- Michel Platini’s advisers say he should be paid for successes
- Platini and ex-FIFA head Blatter banned over improper payment
Michel Platini, the former head of European soccer governing body UEFA, may receive a payoff even though he’s been banned from the sport after being implicated in a scandal that led to the fall of former FIFA president Sepp Blatter.
UEFA, which last week elected little known Slovenian lawyer Aleksander Ceferin as Platini’s replacement, has been in talks about a financial agreement for several months with advisers to Platini, whose mandate had been due to run through 2019. His annual salary was about 2 million Swiss francs ($2.1 million), according to a person familiar with the discussions who declined to be identified because the negotiations are private.
“The overall matter of his remuneration since his suspension will be addressed by the UEFA Executive Committee in due course following advice and proposals from the newly formed UEFA Compensation Committee and legal experts,” UEFA said in an e-mailed statement.
Platini, 61, one of the best players of his generation in the 1970s and ’80s, is serving a four-year ban from soccer-related activity after a FIFA ethics panel last year ruled he received an improper payment from Blatter in 2011. Platini has vowed to clear his name, having had the original eight-year ban halved on appeal. A Swiss criminal investigation into the payment continues.

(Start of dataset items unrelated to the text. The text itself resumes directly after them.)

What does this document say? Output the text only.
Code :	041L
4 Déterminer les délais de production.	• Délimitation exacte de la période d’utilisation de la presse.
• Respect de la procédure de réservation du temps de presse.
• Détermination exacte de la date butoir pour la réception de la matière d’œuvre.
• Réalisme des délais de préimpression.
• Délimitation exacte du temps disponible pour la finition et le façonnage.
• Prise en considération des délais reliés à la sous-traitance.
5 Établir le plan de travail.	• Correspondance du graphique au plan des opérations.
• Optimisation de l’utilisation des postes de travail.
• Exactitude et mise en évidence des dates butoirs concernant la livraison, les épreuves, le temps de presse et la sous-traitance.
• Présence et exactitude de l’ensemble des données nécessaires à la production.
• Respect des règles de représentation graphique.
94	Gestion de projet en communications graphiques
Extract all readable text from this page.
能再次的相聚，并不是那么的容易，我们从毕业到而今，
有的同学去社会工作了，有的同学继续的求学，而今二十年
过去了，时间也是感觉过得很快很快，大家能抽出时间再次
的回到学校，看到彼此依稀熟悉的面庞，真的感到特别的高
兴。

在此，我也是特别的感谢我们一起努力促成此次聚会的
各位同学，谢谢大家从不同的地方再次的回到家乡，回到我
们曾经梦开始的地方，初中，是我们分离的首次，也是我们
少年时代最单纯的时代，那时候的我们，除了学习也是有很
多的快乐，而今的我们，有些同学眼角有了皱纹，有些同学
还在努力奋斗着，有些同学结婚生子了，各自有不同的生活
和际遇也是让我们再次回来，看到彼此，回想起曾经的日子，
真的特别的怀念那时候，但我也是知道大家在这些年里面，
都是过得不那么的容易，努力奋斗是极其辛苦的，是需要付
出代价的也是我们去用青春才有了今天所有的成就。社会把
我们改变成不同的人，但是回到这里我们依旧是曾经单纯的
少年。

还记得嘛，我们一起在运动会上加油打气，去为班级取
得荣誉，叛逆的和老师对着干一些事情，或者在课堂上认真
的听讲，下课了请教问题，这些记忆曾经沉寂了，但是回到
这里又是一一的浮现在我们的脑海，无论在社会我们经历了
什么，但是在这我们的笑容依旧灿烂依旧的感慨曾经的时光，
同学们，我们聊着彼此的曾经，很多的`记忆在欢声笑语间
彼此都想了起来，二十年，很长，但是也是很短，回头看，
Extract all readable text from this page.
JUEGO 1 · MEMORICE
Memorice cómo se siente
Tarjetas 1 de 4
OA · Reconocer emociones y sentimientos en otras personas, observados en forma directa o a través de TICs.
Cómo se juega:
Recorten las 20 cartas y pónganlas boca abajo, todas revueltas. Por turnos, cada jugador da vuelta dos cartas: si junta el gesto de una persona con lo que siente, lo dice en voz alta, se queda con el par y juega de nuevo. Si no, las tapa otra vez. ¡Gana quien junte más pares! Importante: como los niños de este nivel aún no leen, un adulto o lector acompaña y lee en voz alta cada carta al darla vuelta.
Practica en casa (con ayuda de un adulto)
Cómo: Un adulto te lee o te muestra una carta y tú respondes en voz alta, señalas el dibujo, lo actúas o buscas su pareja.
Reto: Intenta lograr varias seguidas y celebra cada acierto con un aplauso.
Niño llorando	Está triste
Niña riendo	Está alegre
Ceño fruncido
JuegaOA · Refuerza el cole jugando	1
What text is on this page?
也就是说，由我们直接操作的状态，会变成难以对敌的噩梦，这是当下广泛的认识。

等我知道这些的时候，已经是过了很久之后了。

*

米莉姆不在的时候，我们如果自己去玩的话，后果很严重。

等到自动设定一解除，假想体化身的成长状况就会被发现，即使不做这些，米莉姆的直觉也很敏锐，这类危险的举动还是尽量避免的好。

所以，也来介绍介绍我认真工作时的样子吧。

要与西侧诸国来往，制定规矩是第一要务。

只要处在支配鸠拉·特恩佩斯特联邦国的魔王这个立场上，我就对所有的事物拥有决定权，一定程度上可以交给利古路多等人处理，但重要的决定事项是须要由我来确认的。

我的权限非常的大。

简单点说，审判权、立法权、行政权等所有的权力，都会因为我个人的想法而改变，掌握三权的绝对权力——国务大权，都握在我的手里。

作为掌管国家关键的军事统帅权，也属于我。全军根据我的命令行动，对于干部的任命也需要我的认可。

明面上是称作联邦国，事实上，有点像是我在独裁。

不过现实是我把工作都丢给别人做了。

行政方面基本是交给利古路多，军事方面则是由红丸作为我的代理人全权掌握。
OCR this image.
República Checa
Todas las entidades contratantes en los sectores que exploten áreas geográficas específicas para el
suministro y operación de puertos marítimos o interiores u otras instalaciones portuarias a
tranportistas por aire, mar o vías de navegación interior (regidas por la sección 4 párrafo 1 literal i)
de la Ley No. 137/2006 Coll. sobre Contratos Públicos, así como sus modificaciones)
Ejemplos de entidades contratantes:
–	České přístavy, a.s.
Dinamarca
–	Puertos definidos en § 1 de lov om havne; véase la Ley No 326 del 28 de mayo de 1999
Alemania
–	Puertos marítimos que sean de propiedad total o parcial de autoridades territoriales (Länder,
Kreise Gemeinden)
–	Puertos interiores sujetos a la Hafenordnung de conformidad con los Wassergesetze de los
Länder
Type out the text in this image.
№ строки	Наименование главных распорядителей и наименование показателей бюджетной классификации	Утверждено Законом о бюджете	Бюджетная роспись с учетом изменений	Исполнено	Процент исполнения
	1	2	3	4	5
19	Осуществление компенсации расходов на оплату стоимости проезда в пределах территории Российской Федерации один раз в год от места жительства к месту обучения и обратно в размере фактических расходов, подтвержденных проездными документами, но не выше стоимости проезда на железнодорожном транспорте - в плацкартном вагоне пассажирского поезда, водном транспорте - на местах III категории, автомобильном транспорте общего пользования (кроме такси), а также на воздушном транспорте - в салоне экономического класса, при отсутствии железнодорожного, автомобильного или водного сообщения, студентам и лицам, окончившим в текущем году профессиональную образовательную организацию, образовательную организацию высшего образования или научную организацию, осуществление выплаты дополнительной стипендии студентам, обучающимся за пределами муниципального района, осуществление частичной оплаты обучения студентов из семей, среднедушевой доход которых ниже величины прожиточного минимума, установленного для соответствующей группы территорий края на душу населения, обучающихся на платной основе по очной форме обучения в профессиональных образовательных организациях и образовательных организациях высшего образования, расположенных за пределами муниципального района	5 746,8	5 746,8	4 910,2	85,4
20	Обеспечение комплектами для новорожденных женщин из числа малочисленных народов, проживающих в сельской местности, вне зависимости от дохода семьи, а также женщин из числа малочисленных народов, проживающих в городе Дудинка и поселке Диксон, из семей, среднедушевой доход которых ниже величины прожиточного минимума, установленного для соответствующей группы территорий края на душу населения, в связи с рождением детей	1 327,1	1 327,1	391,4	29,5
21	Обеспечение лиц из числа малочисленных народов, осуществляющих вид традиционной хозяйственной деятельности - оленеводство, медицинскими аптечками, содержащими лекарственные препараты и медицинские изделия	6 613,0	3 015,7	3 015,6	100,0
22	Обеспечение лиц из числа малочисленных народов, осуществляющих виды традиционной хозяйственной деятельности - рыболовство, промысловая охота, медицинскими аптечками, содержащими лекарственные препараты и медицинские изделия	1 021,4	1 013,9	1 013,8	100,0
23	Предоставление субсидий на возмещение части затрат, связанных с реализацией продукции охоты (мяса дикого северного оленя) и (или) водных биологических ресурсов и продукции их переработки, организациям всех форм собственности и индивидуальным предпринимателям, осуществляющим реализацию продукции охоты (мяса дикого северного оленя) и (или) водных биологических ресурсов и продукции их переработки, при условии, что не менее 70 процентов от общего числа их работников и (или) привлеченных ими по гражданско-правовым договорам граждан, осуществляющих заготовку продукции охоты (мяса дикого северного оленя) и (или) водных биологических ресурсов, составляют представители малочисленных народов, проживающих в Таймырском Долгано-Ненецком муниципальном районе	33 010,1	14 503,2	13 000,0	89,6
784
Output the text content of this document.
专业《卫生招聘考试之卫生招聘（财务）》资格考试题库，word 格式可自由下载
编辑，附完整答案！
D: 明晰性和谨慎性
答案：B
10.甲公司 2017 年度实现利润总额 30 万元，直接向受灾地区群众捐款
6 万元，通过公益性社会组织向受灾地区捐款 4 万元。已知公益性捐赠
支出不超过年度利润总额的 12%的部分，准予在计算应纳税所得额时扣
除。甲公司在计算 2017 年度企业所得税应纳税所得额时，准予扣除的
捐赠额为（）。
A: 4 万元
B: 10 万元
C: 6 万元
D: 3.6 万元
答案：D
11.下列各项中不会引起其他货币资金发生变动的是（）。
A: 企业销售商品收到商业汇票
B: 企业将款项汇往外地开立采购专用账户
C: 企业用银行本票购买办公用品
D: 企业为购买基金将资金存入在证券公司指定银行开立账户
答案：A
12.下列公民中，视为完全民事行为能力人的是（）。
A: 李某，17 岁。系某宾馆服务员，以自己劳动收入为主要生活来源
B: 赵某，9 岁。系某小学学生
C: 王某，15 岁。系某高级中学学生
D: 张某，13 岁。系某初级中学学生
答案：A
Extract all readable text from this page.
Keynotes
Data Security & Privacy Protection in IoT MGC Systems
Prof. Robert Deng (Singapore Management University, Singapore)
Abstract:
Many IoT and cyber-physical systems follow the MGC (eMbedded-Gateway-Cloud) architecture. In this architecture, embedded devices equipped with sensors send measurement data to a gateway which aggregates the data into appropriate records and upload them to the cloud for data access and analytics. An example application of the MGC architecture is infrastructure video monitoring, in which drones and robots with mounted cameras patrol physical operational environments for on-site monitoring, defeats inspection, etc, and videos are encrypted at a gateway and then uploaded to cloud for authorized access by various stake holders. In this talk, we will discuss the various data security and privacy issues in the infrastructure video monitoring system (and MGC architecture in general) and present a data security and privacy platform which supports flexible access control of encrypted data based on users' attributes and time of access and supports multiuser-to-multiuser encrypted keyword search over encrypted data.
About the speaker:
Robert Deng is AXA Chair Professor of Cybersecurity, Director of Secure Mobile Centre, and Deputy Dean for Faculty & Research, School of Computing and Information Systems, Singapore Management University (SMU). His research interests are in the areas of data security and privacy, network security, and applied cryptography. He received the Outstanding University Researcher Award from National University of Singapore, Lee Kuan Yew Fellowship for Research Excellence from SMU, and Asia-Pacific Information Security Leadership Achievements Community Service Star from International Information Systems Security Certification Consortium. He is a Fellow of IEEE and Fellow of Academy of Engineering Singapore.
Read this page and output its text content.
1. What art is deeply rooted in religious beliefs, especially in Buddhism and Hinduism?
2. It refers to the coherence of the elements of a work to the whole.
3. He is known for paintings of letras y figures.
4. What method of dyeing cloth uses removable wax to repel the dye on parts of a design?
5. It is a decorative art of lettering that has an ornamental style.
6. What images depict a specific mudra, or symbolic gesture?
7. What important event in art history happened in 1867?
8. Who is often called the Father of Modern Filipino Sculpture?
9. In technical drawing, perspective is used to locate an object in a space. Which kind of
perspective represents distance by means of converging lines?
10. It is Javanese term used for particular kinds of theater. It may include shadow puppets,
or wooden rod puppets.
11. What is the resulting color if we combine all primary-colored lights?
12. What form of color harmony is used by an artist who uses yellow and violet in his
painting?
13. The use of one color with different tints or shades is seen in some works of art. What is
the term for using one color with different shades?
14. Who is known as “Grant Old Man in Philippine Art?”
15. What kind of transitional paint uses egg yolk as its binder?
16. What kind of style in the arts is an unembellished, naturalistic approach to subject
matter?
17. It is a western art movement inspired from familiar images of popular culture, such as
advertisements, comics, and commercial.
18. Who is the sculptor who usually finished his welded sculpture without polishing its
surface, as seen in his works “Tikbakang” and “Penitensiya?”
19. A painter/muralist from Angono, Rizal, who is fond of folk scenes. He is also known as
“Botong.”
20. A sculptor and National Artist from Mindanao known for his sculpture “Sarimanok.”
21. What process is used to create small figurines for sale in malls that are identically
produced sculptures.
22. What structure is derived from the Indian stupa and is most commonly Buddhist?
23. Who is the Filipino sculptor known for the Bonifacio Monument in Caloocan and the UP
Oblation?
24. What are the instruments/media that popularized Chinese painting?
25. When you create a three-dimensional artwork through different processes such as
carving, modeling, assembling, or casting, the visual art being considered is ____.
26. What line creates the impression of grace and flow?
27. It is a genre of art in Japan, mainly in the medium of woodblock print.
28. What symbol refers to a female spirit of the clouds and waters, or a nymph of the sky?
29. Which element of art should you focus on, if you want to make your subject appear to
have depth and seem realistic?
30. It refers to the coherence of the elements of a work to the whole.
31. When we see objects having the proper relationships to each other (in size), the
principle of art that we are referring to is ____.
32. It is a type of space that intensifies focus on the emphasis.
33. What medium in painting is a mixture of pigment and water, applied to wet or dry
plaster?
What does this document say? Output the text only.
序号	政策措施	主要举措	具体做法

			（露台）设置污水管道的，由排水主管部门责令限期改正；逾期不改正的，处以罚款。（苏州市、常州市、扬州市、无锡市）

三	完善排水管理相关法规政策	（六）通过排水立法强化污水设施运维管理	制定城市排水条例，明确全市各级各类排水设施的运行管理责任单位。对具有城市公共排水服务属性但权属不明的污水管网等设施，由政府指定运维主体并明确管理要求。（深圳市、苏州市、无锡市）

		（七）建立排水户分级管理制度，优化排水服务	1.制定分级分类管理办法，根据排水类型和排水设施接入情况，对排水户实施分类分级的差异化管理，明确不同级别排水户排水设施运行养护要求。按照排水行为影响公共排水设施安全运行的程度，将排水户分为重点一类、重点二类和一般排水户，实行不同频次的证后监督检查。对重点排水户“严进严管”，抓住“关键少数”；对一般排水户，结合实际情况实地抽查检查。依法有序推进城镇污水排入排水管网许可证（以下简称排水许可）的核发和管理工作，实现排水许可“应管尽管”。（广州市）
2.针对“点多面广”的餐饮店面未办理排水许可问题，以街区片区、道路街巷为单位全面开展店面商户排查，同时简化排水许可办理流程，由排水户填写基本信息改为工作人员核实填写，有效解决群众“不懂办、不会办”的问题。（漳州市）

Under Swiss law UEFA is under no obligation to provide Platini with a payoff, though several soccer officials in the region are sympathetic to rewarding the Frenchman for his achievements since being first elected UEFA head in 2007, according to the person familiar with the matter. His advisers have cited UEFA’s successful centralization of the sale of national team TV rights and his efforts to curb the debt of European clubs through the creation of so-called “financial fair play” rules.
A spokesman for Platini did not respond to a call or an e-mailed request for comment.
A deal was close before Ceferin’s elevation at the meeting last week in Athens, where FIFA’s ethics judge permitted Platini to make a farewell address at an extraordinary meeting. Platini’s former No. 2 at UEFA, Gianni Infantino, was picked to lead global governing body FIFA in February.
UEFA has tightened its rules since Platini’s exit. His salary and benefits were set without a formal process. Ceferin’s pay will be decided by a remuneration panel that includes soccer officials Marios Lefkaritis of Cyprus and Herbert Hubel from Austria.
Platini told UEFA members in his speech that he was “convinced I did not make the slightest mistake,” before thanking the soccer heads “who had the courage and loyalty to support me during the past months.”